Le maire LFI de Saint-Denis, Bally Bagayoko, s'est retrouvé au centre d'une vive polémique ce dimanche, après qu'un tournage sauvage d'un clip de rap ait dégénéré en affrontements entre la police et les participants.
Ce dimanche 26 avril, la place Rouge, située dans le quartier du Franc-Moisin, s'est transformée en un vaste barbecue festif. Les rappeurs locaux ont saisi l'opportunité pour réaliser un clip. Cependant, une plainte des résidents concernant des nuisances sonores a rapidement alerté les forces de l'ordre. Selon Le Parisien, Bagayoko aurait été présent parmi les participants au tournage. "J'ai été contacté par des habitants du quartier qui m'ont informé d'un événement. Je suis venu car j'étais dans le voisinage", a défendu l'élu auprès de nos confrères.
Les policiers, dépêchés sur les lieux, ont tenté de vérifier si les organisateurs possédaient une autorisation de la préfecture. Malheureusement, les organisateurs n'avaient pas les documents nécessaires, entraînant une tension palpable sur place. Les forces de l'ordre, dans leur tentative d'interrompre le tournage, ont été accueillies par des jets de projectiles venant de la foule.
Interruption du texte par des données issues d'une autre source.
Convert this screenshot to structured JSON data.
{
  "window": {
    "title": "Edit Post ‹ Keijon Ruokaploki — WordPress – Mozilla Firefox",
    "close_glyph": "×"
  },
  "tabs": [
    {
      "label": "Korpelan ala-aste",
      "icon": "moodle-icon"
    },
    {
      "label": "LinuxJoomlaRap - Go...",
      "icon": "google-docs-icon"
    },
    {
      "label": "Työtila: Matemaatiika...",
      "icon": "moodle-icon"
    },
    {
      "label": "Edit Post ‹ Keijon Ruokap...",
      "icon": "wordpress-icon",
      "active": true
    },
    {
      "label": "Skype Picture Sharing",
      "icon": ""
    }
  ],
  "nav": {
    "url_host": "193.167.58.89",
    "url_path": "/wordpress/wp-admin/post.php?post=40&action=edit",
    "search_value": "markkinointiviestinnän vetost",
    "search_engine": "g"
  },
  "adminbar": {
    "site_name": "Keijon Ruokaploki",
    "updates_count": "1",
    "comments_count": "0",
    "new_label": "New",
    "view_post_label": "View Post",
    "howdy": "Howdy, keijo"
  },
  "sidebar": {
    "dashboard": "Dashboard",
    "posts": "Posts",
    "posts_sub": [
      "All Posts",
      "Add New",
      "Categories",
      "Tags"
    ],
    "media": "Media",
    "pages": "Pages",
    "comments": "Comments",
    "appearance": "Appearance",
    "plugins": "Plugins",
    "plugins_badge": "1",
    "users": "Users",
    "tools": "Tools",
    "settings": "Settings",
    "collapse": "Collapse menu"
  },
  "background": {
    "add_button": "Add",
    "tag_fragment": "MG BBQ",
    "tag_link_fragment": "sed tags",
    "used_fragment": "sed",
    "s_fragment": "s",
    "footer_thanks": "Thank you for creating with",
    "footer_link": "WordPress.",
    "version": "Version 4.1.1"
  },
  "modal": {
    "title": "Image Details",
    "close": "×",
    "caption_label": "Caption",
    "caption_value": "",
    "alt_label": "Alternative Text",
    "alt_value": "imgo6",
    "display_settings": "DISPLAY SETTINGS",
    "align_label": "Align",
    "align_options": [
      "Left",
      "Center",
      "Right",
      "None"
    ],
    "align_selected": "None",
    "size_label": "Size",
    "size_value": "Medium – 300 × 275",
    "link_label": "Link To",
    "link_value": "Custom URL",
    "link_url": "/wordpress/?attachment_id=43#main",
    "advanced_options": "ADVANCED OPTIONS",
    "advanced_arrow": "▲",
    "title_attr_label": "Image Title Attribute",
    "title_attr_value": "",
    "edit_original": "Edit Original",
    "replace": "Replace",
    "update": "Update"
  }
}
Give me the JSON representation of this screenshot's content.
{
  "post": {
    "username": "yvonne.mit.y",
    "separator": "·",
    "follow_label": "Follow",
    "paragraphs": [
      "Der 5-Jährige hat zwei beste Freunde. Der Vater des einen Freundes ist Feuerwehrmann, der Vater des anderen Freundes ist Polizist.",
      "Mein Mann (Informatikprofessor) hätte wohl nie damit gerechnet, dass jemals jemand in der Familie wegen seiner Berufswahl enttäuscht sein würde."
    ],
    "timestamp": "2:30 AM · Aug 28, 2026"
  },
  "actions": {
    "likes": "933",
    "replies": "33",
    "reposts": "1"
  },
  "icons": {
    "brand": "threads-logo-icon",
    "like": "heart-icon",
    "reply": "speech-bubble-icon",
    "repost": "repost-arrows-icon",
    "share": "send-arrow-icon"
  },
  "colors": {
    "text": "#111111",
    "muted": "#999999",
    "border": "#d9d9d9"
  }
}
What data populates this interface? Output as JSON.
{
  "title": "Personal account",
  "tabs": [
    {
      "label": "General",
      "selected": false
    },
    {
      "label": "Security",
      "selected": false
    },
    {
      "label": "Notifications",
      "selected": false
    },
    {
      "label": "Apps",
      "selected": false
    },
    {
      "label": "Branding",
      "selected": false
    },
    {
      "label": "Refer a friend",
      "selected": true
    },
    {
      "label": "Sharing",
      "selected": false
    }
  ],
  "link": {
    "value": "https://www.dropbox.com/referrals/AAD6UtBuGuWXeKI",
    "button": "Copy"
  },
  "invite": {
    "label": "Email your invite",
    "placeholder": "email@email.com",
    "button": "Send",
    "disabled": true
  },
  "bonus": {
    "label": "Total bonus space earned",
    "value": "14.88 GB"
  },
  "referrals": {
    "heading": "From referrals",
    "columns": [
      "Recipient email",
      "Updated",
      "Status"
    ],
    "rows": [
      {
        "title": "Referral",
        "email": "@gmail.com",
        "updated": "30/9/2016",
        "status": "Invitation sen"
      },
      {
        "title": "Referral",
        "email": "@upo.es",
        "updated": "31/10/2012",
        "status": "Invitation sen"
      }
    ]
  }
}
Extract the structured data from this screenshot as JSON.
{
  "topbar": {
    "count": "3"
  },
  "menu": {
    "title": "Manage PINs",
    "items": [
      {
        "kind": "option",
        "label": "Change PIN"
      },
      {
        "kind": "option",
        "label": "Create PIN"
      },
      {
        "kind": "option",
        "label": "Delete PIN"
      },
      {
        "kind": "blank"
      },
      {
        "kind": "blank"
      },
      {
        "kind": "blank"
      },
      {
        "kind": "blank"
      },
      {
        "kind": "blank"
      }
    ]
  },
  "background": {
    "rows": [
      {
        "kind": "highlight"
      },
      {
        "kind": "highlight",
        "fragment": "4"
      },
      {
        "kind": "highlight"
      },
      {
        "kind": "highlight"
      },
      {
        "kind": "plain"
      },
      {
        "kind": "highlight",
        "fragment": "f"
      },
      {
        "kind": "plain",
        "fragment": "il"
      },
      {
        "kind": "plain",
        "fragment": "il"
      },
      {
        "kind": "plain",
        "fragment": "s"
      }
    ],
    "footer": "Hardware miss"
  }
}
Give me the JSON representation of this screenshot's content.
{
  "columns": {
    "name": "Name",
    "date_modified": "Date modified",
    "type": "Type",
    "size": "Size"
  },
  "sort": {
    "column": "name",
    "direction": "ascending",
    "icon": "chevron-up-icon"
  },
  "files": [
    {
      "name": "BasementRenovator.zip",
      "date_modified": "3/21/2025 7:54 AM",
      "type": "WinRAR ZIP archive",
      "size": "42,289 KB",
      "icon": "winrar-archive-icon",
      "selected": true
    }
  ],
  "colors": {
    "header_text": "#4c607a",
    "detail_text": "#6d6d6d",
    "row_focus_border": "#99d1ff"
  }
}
Au milieu de la confusion, le maire et les agents de police ont tenté de calmer les esprits. Selon Le Parisien, « le maire a fermement affirmé son statut d'élu et a soutenu que le clip devait se poursuivre ». Pourtant, Bagayoko conteste cette version et affirme avoir demandé aux artistes d'interrompre le tournage, ne leur accordant que "15 minutes pour finir", tout en précisant : "Nous leur avons expliqué qu'il n'était pas acceptable de tourner sans autorisation".
Après avoir rétabli un semblant d'ordre, le maire a critiqué le ‘manque de discernement’ des policiers intervenants. Il a aussi déclaré avoir rencontré les organisateurs pour rappeler le cadre légal et suggéré que "un peu de pédagogie et de bienveillance n'a jamais fait de mal". Cette situation a nécessité le déploiement d’environ 80 policiers, certaines unités ayant recours à des gaz lacrymogènes pour contenir la foule.
Cet incident soulève des interrogations sur la gestion des événements dans l’espace public et le rôle des élus locaux dans de telles situations. Alors que Bally Bagayoko continue de blâmer les méthodes d’intervention policière, d'autres, comme l'historien et sociologue Daniel Cohen, estiment qu'une meilleure communication aurait pu éviter cette escalade.